Harry Dexter White - Treasury Department

Treasury Department

In 1934, Jacob Viner, a professor at the University of Chicago working at the Treasury Department, offered White a position at the Treasury, which he accepted.

After the December 1941 attack on Pearl Harbor, White was appointed assistant to Henry Morgenthau, Jr., the Secretary of the Treasury, to act as liaison between the Treasury and the State Department on all matters bearing on foreign relations. He was also made responsible for the "management and operation of the Exchange Stabilization Fund without a change in its procedures." White eventually came to be in charge of international matters for the Treasury, with access to extensive confidential information about the economic situation of the USA and its wartime allies.

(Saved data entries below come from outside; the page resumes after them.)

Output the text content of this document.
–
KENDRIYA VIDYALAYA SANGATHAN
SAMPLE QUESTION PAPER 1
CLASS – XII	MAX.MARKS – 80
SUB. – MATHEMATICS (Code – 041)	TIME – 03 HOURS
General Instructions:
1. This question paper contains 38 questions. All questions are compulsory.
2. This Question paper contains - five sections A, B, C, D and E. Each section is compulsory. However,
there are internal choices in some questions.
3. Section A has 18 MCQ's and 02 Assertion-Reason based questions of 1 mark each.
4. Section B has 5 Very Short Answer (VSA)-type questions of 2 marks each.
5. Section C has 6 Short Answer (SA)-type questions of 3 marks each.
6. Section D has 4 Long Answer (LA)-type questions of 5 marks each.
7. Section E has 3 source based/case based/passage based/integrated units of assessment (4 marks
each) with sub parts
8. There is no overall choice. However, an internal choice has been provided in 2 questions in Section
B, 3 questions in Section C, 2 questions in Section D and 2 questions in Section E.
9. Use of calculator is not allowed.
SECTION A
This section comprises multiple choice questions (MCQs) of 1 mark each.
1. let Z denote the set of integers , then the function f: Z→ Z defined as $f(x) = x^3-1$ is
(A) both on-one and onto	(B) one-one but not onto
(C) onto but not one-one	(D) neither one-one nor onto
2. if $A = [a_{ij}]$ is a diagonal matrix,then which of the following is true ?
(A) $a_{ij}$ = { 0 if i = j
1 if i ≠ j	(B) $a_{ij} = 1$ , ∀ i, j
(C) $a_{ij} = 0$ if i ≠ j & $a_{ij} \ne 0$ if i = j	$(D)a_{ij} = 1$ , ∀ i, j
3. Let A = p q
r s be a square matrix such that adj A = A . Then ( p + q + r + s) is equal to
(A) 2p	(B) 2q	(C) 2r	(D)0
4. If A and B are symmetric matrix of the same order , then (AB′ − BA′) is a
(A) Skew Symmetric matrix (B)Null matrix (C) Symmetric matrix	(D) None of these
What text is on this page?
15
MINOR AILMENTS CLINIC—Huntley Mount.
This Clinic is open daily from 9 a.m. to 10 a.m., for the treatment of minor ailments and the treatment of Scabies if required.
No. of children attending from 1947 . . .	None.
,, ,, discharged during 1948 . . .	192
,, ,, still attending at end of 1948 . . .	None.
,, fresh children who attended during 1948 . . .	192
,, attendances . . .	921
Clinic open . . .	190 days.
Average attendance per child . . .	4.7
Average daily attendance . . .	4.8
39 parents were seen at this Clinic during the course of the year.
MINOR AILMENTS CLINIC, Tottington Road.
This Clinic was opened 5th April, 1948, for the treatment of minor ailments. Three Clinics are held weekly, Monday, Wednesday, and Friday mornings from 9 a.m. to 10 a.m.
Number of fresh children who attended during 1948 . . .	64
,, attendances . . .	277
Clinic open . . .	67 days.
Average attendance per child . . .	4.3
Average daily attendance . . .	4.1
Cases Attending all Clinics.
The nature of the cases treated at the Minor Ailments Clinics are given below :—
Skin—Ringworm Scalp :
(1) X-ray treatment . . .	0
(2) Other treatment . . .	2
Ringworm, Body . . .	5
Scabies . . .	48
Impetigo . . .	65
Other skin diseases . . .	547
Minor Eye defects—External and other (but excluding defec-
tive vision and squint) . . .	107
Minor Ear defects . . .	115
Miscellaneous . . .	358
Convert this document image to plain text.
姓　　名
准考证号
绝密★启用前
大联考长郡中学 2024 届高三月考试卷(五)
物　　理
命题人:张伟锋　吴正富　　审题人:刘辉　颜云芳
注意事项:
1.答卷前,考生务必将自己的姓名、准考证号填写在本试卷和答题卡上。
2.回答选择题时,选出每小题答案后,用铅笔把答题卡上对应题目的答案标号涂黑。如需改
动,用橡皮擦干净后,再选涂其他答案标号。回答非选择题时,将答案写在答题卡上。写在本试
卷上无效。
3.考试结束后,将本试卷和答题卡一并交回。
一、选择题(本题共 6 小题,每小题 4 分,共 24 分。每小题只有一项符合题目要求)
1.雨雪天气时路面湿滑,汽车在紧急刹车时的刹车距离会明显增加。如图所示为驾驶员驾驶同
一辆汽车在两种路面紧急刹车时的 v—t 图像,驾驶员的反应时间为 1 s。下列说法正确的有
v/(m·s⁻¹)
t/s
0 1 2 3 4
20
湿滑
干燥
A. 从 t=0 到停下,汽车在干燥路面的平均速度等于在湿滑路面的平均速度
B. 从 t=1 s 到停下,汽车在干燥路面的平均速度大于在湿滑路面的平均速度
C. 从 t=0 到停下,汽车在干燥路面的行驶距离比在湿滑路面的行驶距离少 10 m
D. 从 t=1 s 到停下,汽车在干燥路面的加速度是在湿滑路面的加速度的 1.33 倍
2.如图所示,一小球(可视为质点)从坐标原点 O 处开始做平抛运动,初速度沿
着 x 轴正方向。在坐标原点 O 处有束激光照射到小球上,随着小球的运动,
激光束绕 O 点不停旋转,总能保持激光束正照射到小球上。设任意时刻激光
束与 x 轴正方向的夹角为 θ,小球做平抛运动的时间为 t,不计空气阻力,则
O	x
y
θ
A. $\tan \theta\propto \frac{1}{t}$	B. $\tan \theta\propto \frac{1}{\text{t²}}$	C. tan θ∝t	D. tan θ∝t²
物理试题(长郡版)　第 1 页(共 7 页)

According to Henry Morgenthau's son, White was the principal architect behind the Morgenthau Plan. The Morgenthau postwar plan, as authored by White, was to take all industry out of Germany, eliminate its armed forces, and convert the country into an agricultural community, in the process eliminating most of Germany's economy and its ability to defend itself if attacked. A version of the plan, limited to turning Germany into "a country primarily agricultural and pastoral in its character", was signed by President Franklin D. Roosevelt and the British Prime Minister Winston Churchill at the Second Quebec Conference in September 1944. However, someone in White's department with access to details of the plan leaked it to the press, and White himself provided an advance copy to Soviet intelligence. Public protests forced Roosevelt to publicly backtrack. The Nazis and Joseph Goebbels were ecstatic at the revelations, using the Morgenthau Plan as a propaganda coup to encourage their troops and citizens to fight on and to nullify emerging German criticism of the war and arguments for a separate peace with Western governments. White's actions also benefited the Soviet Union, virtually ensuring that the Nazi government or its successors would not negotiate a separate peace with the West. In the end Morgenthau still did manage to influence the resulting occupation policy, particularly through the Occupation Directive JCS 1067, which was in effect until the summer 1947, and which forbade activities designed for economic reconstruction in Germany. In a report on the German situation after 2 years of occupation, former President Herbert Hoover would in March 1947 remark:

There is the illusion that the New Germany left after the annexations can be reduced to a "pastoral state". It cannot be done unless we exterminate or move 25,000,000 people out of it.

Dismantling of German heavy industry in the west, agreed upon at the Potsdam Conference, continued until 1951.

White was the senior American official at the 1944 Bretton Woods conference, and reportedly dominated the conference and imposed his vision over the objections of John Maynard Keynes, the British representative. After the war, White was closely involved with setting up what were called the Bretton Woods institutions—the International Monetary Fund (IMF) and the World Bank. These institutions were intended to prevent some of the economic problems that had occurred after World War I. As late as November 1945, White continued to argue for improved relations with the Soviet Union. White later became a director and U.S. representative of the IMF.

On June 19, 1947, White abruptly resigned from the International Monetary Fund, vacating his office the same day.